Kirk Star Trek-themed ransomware disguises itself as a ddos tool
Avast security researcher Jakub Kroustek has discovered a ransomware variant masquerading as a ddos tool. The malicious software features a Star Trek theme and is the first ransomware to request payment in the Monero currency.
Although the ransomware does not appear to have been victimized yet, according to Bleeping Computer, the malware has some striking features. For example, this variant masquerades as a ddos tool called ‘low orbit ion cannon’, or Loic, which was used in the past to perform ddos attacks. The main user of the tool was the Anonymous group, which instructed people on how to use the tool. It would later turn out that Loic revealed the identity of the user, who used his computer as part of an attack.

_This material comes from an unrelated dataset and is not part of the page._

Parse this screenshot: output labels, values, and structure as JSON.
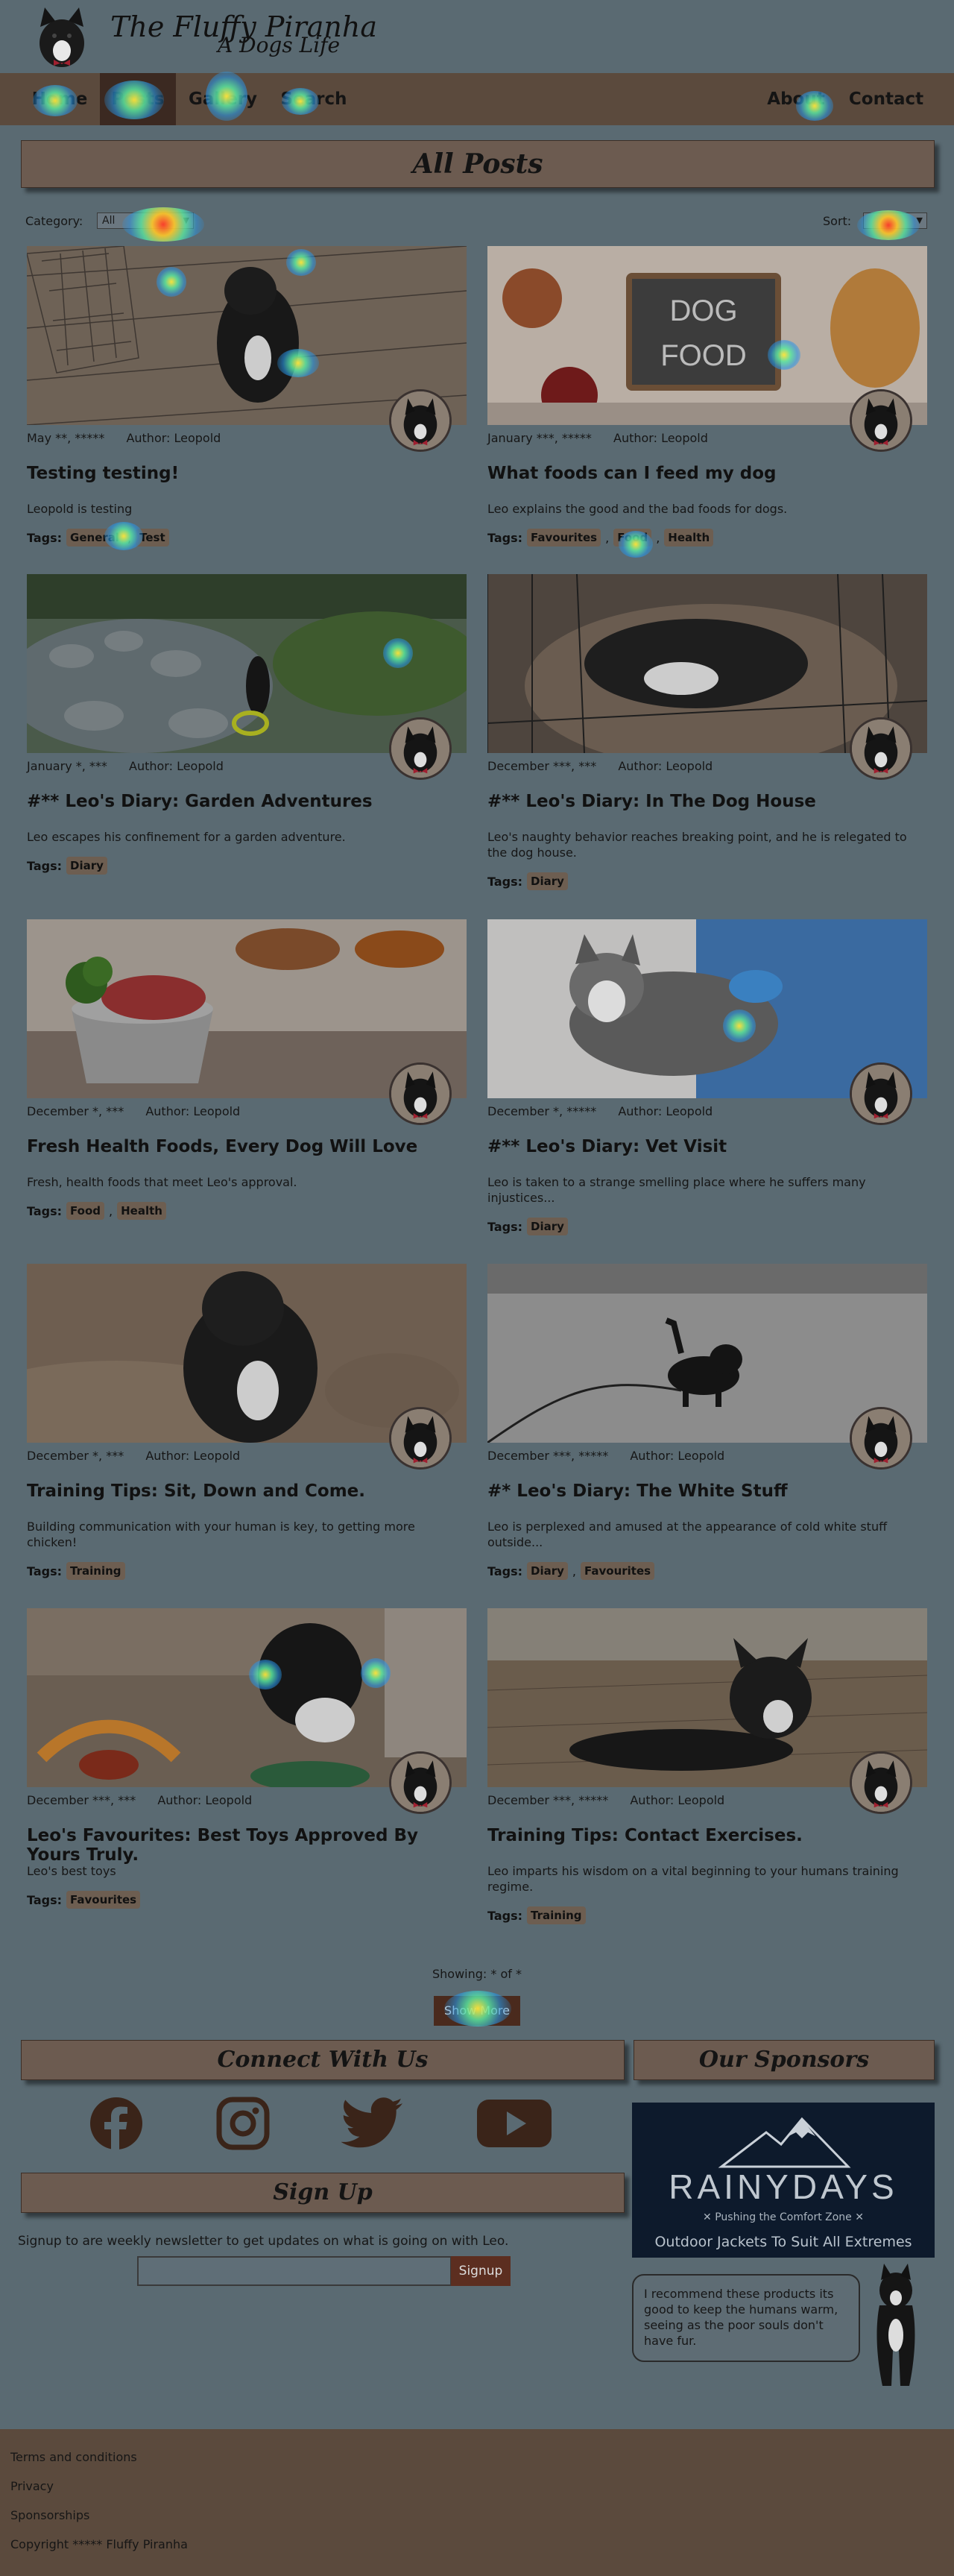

In addition, the Kirk ransomware demands payment via the Monero crypto currency. Normally, bitcoin is the preferred means of payment for ransomware, but the developers of this variant did not agree. It is unclear why this option was chosen, because victims often already have difficulty making a payment via bitcoin, Bleeping Computer notes. Another notable element is that the ransomware mentions that mostly files related to games are encrypted. For example, the malware targets wotreplay and unity3d file extensions.
The Star Trek theme is reflected in the ransomware in several ways. For example, encrypted files are given the file extension ‘kirked’, as a reference to the character Kirk. The decryption program bears the name ‘Spock’.